One alternative is for the public sector to plan courses to assess what qualifications will matter to individuals or business and then provide the relevant courses. Such a system will necessitate a substantial bureaucracy and is unlikely to produce successful outcomes. Parts of the Government's adult skills policy to date could be characterised as relying on this planned approach.

However, the White Paper could herald a significant shift in policy. It contains a commitment to a decisive shift towards a system that is driven by the needs of service users. Despite the negative publicity following the failure of Individual Learning Accounts (ILAs) in 2001, the Government has decided to introduce a system of learning accounts for adult learners. These learning accounts will only initially apply to learners at level three, and will subsidise about two-thirds of these tuition fees. However, it recognises the fundamental point that individuals who make their own learning choices are more successful than those who have less choice.

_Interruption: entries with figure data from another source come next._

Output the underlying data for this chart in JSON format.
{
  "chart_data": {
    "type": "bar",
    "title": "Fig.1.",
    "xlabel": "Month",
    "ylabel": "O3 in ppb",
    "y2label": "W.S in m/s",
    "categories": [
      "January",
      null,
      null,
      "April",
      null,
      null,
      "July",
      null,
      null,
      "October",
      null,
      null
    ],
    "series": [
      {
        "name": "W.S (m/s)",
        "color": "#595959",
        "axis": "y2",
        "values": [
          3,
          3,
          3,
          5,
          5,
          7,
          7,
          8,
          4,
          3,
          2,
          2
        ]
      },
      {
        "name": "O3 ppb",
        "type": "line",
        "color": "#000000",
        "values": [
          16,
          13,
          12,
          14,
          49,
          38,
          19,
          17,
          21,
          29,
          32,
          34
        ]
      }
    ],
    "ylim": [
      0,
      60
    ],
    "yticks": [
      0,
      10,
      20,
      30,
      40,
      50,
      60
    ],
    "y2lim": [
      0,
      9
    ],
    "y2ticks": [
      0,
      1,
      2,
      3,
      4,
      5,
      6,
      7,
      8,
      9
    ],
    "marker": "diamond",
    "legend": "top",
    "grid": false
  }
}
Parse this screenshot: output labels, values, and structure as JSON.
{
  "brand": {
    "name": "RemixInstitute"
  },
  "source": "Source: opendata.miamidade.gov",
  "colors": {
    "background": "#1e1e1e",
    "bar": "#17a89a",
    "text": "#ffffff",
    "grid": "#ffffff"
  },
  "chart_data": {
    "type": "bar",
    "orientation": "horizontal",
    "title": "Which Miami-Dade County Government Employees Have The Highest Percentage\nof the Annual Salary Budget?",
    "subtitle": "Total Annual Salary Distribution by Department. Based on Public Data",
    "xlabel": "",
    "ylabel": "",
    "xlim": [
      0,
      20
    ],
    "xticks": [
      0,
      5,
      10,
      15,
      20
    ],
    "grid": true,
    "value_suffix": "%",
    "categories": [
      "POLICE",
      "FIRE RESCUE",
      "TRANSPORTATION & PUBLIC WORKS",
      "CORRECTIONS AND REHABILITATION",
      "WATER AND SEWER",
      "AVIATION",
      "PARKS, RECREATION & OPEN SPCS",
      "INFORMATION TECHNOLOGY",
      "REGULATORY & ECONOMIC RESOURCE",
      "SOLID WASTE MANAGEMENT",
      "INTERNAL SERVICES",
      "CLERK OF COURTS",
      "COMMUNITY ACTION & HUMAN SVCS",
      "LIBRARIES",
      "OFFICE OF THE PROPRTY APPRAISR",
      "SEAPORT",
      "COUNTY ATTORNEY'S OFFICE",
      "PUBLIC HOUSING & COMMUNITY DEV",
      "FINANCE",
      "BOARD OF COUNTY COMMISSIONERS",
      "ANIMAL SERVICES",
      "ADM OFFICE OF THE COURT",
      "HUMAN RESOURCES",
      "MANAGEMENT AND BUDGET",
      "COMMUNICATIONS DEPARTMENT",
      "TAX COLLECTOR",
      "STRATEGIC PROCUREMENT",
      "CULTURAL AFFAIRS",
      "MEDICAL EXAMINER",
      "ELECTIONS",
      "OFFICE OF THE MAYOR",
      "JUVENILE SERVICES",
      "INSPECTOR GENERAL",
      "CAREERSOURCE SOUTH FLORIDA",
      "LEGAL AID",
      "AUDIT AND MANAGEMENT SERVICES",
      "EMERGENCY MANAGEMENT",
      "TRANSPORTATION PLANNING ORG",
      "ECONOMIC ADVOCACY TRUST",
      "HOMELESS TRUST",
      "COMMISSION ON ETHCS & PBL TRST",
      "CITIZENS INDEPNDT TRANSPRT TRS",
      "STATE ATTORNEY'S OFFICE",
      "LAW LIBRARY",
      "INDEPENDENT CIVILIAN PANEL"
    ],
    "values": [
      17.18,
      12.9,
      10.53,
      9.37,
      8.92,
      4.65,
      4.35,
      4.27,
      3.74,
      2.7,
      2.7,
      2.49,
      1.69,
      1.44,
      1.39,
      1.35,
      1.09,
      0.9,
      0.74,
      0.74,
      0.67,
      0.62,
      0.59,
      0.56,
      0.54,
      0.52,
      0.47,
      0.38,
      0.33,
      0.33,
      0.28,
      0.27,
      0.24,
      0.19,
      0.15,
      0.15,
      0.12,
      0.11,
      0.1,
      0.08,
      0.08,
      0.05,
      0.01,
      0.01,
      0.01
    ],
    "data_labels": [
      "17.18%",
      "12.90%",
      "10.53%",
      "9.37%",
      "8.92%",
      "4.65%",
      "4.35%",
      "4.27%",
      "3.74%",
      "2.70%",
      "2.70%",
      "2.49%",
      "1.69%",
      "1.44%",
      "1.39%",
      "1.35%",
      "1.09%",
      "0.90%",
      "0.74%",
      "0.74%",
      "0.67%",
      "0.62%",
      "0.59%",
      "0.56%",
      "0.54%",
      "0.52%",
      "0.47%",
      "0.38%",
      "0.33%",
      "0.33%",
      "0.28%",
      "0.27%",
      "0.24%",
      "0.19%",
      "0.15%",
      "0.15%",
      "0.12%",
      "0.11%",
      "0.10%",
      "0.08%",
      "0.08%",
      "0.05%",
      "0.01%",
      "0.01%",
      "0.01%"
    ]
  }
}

This is long overdue. In the UK, most public funding of adult education and training follows the individual learner. For example, individuals who attend university choose the degree course they study and 16 to 19-year-olds similarly decide which course they wish to pursue if they stay in education in a school, a sixth form college or a further education college.

However, the situation is reversed for adult skills. Eighteen-year-olds are assumed to be able to make their own informed decisions in relation to higher education, but mature adults have been assumed unable to make their own informed decisions about further education and training.

The introduction of learning accounts would seem to be a welcome move by policy-makers to trusting adults to read the labour market and choose the course that best suits their individual characteristics. While we hear much debate about the importance of choice in public services, it is rarely applied to adult learners. But perhaps this is one area where more choice could result in better outcomes for all.